Memorias Externas

XI

–Tuve un sueño –digo.

    –¿Qué pasaba en tu sueño? –me responde Emilia.

    –Era extraño.

    –¿Estaba yo en tu sueño?

    Estás en todos mis sueños.

    –No recuerdo bien. Estaba caminando por una playa y escuchaba voces cuyas palabras no eran para nada agradables.

    –Los sueños pueden significar demasiado –comienza ella–. Freud decía que todos los sueños representan la realización de algún deseo, pero también, el incumplimiento de este.

    –Nunca he sido bueno interpretando mis sueños.

    –Yo tampoco –sonríe.

    Estoy recostado en una camilla de hospital, sudando dolor. Mi cabeza está cubierta por una venda que me tapa la mitad de la cara. En mi sien, hay dibujados cuatro puntos quirúrgicos, los cuales evitan que la herida se abra. Todavía estoy muy débil como para moverme, pero Emilia, aparte de tener un pequeño corte en la mejilla, aparenta estar bastante bien. 

    –¿Cómo te sientes? –me pregunta.

    –De maravilla –respondo, con sarcasmo.

    –Tuvimos mucha suerte.

    –¿Por qué dices eso?

    –Los exámenes de sangre demostraron que tú estabas completamente sobrio al momento del accidente. En cambio… yo…

    Comienzo a reír.

    –¿De qué te ríes? –me interroga.

    –De ti.

    –No te rías de mí –me golpea con suavidad en el brazo derecho, sonriendo–. Tampoco estaba tan ebria.

    –Apenas podías caminar.

    Ella se sonroja y me pide disculpas.

    –¿Qué haces aquí? –le pregunto–. ¿No deberías estar en tu casa?

    –No te iba a dejar solo. Intenté contactar a tu familia, pero no tienes ningún familiar cercano. Pensé en buscar a algún amigo tuyo que te acompañara, pero no encontré a nadie.

    Aquello me cohíbe.

    –Como puedes ver, estoy solo –respondo.

    –Nadie está solo.

    –Yo sí.

    –Estás conmigo.

    –No importa. Estoy acostumbrado a mi soledad.

    –¡Qué lástima! Porque yo no te voy a dejar solo, Cristóbal.

    Ambos reímos, conectando nuestra insignificante felicidad en un punto de quiebre de emociones distantes. La observo una vez más, espiando sus perfectas facciones y analizando sus pensamientos a través de aquellas verdes luces que se posicionan sobre su nariz. 

    Emilia actúa como si acabara de recordar algo importante.

    –Tengo una mala noticia –me dice.

    –¿Qué ocurre?

    Abre una mochila y retira mi MBR 2.4, totalmente destruido.

    –Tú máquina de los recuerdos… la encontré así.

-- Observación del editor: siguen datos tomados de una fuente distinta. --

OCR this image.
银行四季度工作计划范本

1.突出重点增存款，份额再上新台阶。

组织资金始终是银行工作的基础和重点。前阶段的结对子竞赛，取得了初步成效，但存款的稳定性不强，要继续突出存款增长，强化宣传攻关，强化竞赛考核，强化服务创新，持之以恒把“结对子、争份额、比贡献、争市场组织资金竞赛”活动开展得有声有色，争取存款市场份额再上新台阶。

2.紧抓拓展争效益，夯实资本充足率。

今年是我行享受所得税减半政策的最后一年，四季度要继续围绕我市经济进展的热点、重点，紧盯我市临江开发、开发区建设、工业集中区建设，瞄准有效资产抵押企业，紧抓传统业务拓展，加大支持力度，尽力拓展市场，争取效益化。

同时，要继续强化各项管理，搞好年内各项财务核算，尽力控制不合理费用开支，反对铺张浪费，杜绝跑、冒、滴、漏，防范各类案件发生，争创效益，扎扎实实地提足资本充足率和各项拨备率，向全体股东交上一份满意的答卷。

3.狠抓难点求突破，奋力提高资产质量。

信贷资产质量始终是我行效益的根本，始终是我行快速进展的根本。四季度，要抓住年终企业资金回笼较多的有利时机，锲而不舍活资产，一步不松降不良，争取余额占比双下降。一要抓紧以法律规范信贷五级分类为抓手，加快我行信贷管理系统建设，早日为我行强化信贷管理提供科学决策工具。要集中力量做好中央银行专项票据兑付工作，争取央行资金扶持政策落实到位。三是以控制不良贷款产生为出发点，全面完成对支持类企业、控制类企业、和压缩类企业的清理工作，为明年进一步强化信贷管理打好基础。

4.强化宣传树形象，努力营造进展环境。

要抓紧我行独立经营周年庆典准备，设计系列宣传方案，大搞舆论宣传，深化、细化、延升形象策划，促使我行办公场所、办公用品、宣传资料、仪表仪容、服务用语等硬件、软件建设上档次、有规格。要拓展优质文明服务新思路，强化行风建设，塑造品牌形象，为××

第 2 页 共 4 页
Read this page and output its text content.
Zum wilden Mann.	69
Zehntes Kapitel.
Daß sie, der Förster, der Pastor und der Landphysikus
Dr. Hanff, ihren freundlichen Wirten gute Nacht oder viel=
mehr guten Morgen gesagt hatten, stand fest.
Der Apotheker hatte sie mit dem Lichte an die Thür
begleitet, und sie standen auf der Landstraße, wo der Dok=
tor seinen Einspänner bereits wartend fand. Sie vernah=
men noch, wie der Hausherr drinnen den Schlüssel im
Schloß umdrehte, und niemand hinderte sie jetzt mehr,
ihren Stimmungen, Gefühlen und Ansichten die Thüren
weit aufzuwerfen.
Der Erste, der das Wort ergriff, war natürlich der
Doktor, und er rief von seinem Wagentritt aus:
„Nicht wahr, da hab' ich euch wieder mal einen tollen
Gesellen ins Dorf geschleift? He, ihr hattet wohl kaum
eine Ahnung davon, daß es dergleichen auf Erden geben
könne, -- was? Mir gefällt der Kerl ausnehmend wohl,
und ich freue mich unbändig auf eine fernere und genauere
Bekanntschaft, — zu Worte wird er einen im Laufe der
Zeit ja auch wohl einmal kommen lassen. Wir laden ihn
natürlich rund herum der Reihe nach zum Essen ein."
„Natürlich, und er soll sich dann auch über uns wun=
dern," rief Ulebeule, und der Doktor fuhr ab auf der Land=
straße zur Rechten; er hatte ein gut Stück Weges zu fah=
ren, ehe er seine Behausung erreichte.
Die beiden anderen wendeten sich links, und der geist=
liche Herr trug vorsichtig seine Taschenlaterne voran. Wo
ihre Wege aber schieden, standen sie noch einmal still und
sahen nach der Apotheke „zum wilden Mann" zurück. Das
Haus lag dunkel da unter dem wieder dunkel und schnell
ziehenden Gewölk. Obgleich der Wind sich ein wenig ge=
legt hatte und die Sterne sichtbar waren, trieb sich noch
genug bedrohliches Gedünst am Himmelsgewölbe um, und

La guardé para que no la requisaran.

    Observo mi MBR 2.4 y no puedo evitar sentir dolor al darme cuenta del estado en que está. Cierro mis ojos e intento visualizar mi vida sin recuerdos ajenos y, al darme cuenta de que tengo a Emilia, siento que quizás no estoy tan perdido.

    –Tiene arreglo –digo.

    –¿Estás seguro? –me inquiere–. Se ve bastante mal.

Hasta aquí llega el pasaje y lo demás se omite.